The economic justification for all this is driven primarily by the insecurity, inconvenience, danger and financial losses associated with loss of centralized utility power service. However, once installed, the distributed generation, storage and energy management can have considerable additional value in achieving greater efficiency, sustainability and even revenue from organized energy markets. We’ll be talking more about this concept in future posts.
In all of these scenarios, prioritizing loads to be served is critical. It may not be technically or economically feasible to serve all of the load, all of the time, with local generation, so advanced energy management systems will be required to manage these microgrids and nanogrids. The U.S. Department of Defense is aggressively developing microgrids for its bases with the must-serve loads being mission-critical activities while other base loads may be lower on the priority list.
Another growing segment of load which exceeds two percent of the total load in the country, is made up of data centers which simply cannot tolerate power service interruption. Data centers cannot afford to blink. They long ago concluded that they can no longer rely solely upon a centralized grid, even with supply from two or more “independent” transmission sources, so they install their own backup generation and operate as nanogrids during centralized utility service interruptions.
It’s interesting that in the early 20th century most of the generation and distribution was owned and operated by commercial and industrial customers and small residential communities. Economies of scale and the cost-plus monopoly franchise allowed electric utilities to displace almost all of this by the 1950s. Then the world began to change as economies of scale began to be outweighed by economic, environmental and operational risks and PURPA (Public Utility Regulatory Policies Act) caused the cost-plus monopoly franchise to begin to unravel. In the “New World,” electric utilities will have to quit thinking of edge power players as “disintermediaries,” a negative, value-laden term coined by incumbent utilities who see their monopoly being challenged. They must instead think of them as partners and, more importantly, as customers.

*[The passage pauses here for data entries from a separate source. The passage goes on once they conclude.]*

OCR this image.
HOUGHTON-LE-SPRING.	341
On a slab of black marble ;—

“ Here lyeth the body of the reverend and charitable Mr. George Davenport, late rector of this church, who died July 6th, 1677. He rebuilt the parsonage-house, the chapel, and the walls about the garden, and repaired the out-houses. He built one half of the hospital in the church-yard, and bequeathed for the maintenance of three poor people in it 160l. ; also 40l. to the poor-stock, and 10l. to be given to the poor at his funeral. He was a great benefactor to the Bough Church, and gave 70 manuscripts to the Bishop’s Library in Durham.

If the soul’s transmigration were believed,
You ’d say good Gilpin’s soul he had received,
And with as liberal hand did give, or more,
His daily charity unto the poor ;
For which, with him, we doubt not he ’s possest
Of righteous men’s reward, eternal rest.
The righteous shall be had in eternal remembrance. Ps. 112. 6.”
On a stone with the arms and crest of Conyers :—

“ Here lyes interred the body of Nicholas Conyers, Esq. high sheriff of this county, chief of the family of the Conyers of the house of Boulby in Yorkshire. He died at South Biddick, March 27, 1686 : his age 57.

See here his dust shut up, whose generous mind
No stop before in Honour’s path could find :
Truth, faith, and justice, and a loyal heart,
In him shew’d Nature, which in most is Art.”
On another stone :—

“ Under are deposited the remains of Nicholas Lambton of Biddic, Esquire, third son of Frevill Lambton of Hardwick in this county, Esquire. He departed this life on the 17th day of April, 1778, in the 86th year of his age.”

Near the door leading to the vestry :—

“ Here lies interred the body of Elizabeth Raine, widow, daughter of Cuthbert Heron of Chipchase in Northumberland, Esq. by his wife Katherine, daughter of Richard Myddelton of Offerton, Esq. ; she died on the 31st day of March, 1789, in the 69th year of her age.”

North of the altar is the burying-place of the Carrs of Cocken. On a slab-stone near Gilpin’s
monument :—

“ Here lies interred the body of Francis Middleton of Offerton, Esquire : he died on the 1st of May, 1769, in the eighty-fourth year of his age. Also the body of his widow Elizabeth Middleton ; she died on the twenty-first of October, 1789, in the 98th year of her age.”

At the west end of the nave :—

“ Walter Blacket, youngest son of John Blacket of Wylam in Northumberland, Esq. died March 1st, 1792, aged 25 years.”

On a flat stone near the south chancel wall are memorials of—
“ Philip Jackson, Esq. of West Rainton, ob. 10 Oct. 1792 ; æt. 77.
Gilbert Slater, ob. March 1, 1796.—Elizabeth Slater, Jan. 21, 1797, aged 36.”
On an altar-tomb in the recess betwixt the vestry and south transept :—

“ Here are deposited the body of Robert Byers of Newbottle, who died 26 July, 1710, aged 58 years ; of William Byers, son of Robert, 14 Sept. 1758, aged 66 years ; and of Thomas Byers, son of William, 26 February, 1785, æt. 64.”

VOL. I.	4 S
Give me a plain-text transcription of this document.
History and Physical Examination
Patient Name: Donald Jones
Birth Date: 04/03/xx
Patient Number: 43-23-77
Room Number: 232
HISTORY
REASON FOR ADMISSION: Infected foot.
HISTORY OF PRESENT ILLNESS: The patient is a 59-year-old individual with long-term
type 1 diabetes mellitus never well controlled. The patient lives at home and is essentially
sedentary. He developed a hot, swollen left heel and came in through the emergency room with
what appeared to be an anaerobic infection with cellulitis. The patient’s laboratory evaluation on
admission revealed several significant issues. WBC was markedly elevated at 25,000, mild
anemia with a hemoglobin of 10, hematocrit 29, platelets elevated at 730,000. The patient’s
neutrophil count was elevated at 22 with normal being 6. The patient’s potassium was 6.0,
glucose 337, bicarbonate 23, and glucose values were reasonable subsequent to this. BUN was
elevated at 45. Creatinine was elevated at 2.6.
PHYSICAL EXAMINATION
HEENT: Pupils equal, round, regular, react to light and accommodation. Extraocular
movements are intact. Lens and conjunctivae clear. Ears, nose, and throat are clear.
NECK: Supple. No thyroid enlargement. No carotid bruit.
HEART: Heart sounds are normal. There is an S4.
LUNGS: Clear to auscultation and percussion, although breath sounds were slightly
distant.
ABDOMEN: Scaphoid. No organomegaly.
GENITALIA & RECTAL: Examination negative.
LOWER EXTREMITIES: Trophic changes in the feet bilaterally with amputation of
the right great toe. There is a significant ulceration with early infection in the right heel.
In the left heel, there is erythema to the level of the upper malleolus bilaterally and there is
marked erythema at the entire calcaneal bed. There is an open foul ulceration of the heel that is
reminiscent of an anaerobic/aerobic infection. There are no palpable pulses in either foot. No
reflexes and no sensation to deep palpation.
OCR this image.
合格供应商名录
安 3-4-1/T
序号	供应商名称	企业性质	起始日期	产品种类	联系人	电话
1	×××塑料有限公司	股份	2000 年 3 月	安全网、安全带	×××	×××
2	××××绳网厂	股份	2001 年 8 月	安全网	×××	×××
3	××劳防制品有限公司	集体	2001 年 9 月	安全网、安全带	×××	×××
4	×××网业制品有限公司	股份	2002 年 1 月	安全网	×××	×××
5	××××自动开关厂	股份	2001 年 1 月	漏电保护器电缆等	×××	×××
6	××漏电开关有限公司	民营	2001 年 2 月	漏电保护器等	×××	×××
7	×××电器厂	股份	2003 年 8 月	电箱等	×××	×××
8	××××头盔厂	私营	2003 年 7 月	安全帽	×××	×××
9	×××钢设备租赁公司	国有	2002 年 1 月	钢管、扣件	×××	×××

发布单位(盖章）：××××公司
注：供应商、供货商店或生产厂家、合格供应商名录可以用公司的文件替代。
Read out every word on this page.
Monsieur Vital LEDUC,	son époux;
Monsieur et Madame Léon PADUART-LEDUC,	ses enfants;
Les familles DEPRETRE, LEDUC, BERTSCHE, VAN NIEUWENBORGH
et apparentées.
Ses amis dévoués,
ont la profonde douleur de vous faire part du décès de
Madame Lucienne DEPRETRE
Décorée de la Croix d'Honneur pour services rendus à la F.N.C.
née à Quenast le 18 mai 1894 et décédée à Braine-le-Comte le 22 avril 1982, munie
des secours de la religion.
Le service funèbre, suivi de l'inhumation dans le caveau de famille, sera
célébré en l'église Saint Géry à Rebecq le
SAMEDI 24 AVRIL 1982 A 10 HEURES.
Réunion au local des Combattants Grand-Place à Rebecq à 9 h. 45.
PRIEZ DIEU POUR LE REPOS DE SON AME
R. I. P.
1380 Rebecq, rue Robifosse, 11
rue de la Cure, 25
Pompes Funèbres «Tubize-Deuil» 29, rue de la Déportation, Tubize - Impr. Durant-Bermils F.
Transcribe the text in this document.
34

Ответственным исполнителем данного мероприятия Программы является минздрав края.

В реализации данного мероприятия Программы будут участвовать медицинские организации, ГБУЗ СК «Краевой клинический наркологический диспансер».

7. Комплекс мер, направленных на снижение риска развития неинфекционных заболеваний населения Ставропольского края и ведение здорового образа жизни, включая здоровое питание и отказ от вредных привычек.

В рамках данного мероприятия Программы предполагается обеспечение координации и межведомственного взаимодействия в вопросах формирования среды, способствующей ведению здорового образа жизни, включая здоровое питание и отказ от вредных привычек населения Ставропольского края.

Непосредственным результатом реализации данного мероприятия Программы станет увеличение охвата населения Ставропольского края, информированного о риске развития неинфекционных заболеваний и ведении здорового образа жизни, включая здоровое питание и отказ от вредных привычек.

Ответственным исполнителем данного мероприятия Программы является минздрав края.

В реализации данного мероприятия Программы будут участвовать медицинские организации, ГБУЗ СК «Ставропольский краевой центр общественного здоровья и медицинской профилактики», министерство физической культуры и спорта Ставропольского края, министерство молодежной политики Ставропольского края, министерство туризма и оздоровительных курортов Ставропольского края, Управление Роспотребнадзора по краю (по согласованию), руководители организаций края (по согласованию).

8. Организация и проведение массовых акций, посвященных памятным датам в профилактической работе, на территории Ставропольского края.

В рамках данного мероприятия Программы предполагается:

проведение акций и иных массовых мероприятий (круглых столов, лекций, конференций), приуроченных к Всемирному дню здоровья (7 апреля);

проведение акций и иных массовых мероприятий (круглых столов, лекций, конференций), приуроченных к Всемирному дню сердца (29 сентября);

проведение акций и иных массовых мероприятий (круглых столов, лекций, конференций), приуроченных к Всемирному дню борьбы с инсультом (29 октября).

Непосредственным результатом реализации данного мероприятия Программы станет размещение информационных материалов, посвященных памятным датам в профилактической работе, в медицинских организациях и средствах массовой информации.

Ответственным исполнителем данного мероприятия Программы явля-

And, by the way, regulators need to play a role in enabling the transition to “The Advanced Smart Grid.” On every hand, in the U.S. and abroad, we are seeing that the centralized power industry simply cannot continue to sustain the ways of the past. It’s not just the impacts of derechos and Hurricane Sandy that underscore this point. National security is at risk. The competitiveness of the U.S. in the world is at stake. The convenience, safety, security and economic well-being of customers is at stake. The stars have aligned. A confluence of factors and events dictate sustainability through edge power.